Tandem mass spectrometric determination of atypical 3β-hydroxy-Δ5-bile acids in patients with 3β-hydroxy-Δ5-C27-steroid oxidoreductase deficiency: application to diagnosis and monitoring of bile acid therapeutic response.

BACKGROUND: 3β-Hydroxy-Δ(5)-C27-steroid oxidoreductase (HSD3B7) deficiency, a progressive cholestatic liver disease, is the most common genetic defect in bile acid synthesis. Early diagnosis is important because patients respond to oral primary bile acid therapy, which targets the negative feedback regulation for bile acid synthesis to reduce the production of hepatotoxic 3β-hydroxy-Δ(5)-bile acids. These atypical bile acids are highly labile and difficult to accurately measure, yet a method for accurate determination of 3β-hydroxy-Δ(5)-bile acid sulfates is critical for dose titration and monitoring response to therapy.
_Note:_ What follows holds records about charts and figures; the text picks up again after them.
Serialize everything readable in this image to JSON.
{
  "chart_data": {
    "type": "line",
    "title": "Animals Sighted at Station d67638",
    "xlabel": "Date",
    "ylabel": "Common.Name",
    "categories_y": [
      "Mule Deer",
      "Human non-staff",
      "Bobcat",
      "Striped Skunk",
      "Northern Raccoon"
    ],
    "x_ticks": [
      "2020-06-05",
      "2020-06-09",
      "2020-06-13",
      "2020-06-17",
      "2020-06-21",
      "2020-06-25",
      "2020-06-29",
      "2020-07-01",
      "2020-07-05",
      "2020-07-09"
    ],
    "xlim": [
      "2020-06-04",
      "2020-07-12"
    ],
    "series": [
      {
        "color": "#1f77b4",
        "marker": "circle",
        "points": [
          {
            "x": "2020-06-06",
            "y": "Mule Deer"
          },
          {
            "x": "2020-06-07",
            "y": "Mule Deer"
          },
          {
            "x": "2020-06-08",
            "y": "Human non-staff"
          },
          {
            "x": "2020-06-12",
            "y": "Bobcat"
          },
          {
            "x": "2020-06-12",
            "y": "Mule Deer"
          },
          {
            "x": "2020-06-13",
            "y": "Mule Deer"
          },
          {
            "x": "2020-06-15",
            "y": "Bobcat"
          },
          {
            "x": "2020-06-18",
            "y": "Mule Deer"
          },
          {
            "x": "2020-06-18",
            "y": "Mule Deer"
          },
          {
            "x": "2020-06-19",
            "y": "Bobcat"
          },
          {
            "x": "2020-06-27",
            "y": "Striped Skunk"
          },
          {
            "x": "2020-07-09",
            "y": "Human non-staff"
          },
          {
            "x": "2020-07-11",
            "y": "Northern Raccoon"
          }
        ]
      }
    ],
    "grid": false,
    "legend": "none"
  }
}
METHODS: We describe a electrospray ionization LC-MS/MS method for the direct measurement of atypical 3β-hydroxy-Δ(5)-bile acid sulfates in urine from patients with HSD3B7 deficiency that overcomes the deficiencies of previously used GC-MS methods.
RESULTS: Separation of sulfated 3β-hydroxy-Δ(5)-bile acids was achieved by reversed-phase HPLC in a 12-min analytical run. The mean (SE) urinary concentration of the total 3β-sulfated-Δ(5)-cholenoic acids in patients with HSD3B7 deficiency was 4650 (1711) μmol/L, approximately 1000-fold higher than in noncholestatic and cholestatic patients with intact primary bile acid synthesis. GC-MS was not reliable for measuring 3β-hydroxy-Δ(5)-bile acid sulfates; however, direct analysis of urine by fast atom bombardment mass spectrometry yielded meaningful semiquantitative assessment of urinary excretion.
CONCLUSIONS: The tandem mass spectrometry method described here for the measurement of 3β-hydroxy-Δ(5)-bile acid sulfates in urine can be applied to the diagnosis and accurate monitoring of responses to primary bile acid therapy in HSD3B7 patients.